With this command line, the (text) outputs messages are redirected into a text file, gcm.out. It is convenient to keep this file for later inspection (e.g., to track a bug). If there is no redirection (only mpirun -np 4 gcm_48x32x50_phyvenus_seq.e), then the outputs will be directly on the screen.

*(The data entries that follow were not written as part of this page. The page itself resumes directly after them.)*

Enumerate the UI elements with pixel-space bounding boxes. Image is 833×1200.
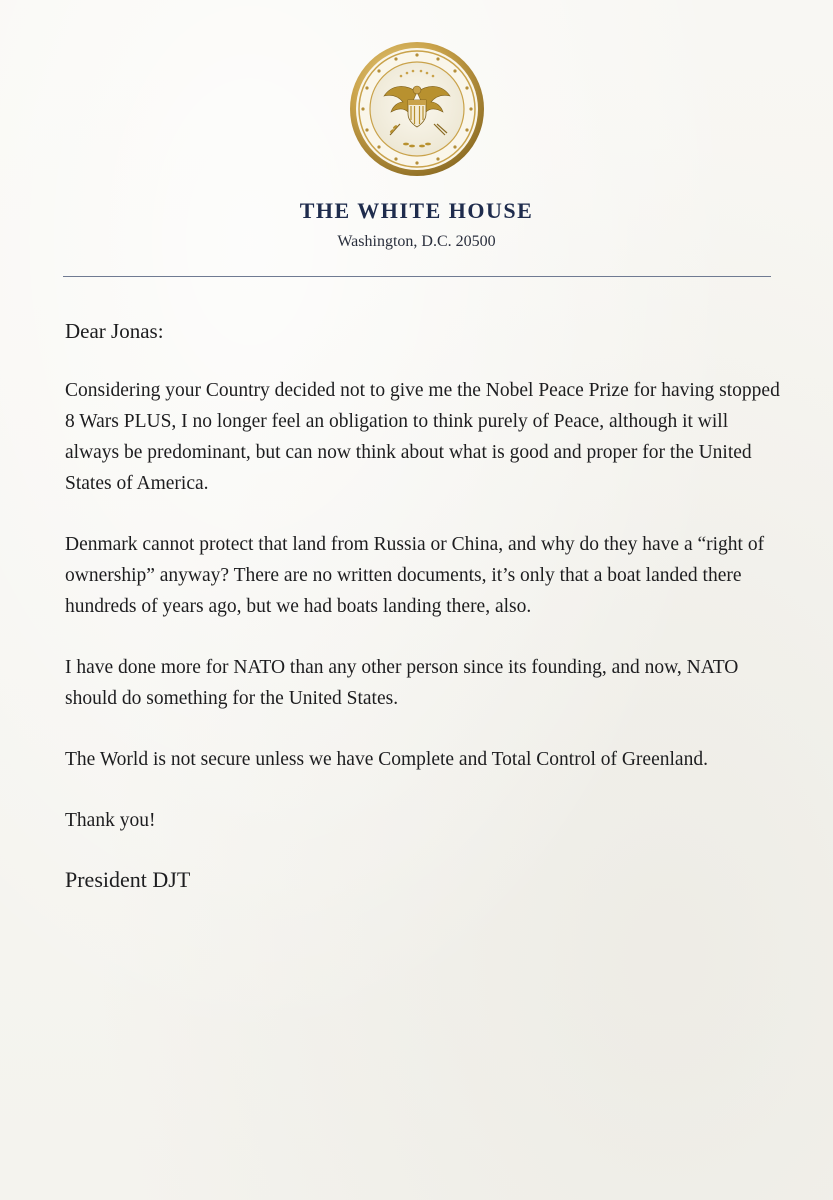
- signature: President DJT: [65, 867, 191, 892]
- salutation: Dear Jonas:: [65, 319, 164, 343]
- paragraph-3: I have done more for NATO than any other person since its founding, and now, NATO should do something for the United States.: [65, 657, 739, 709]
- letterhead-title: THE WHITE HOUSE: [299, 198, 534, 223]
- paragraph-4: The World is not secure unless we have Complete and Total Control of Greenland.: [65, 749, 708, 770]
- letter-body: [65, 316, 785, 895]
- closing: Thank you!: [65, 810, 156, 831]
- letterhead-address: Washington, D.C. 20500: [337, 233, 496, 250]
- paragraph-1: Considering your Country decided not to give me the Nobel Peace Prize for having stopped 8 Wars PLUS, I no longer feel an obligation to think purely of Peace, although it will always be predominant, but can now think about what is good and proper for the United States of America.: [65, 380, 780, 494]
- paragraph-2: Denmark cannot protect that land from Russia or China, and why do they have a “right of ownership” anyway? There are no written documents, it’s only that a boat landed there hundreds of years ago, but we had boats landing there, also.: [65, 534, 765, 617]
- presidential-seal-icon: [348, 40, 486, 178]
- letterhead-divider: [63, 276, 771, 277]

Illustration of model speedup with MPI

For what it's worth here are some performance results when running 0.05Vday (96x96x78 grid, with chemistry) with different number of processes, on the Irene-Rome supercomputer:

Number of processes | Run time       | Speedup wrt 8 cores           | Speedup wrt 16 cores
        8           |  6h15 = 375mn  |                               | 
       16           |  4h05 = 245mn  | ~0.765 (=375.*(8./16.)/245.)  | 
       24           |  3h02 = 182mn  | ~0.686 (=375.*(8./24.)/182.)  | ~0.897 (=245.*(16./24.)/182.)
       32           |  2h29 = 149mn  | ~0.629 (=375.*(8./32.)/149.)  | ~0.822 (=245.*(16./32.)/149.)
       48           |  1h56 = 116mn  | ~0.539 (=375.*(8./48.)/116.)  | ~0.704 (=245.*(16./48.)/116.)

Note the reasonable speedup up to ~32 cores, but limited improvement when going to the maximum of 48 usable cores (since the model includes 96 latitude intervals).

Miscellaneous comments

  • There is a limitation to the number of MPI processes one may run with. Each process needs to handle at least 2 bands of latitude. Put another way, for a given number of latitude intervals jjm one may use at most jjm/2 processes (in the example above the grid is 48x32 in lonxlat so one could use at most 32/2=16 processes).
  • if running with the IOIPSL library then there will as many output (histmnth and histins) files as there are processes. One will need to recombine them (using the dedicated rebuild tool) in single global files.
  • PCM start and restart files are insensitive to whether the model was run in serial or parallel. In fact results should be identical (at least in debug mode, where there are no optimisations) between a serial run or a parallel one (regardless of the number of cores used).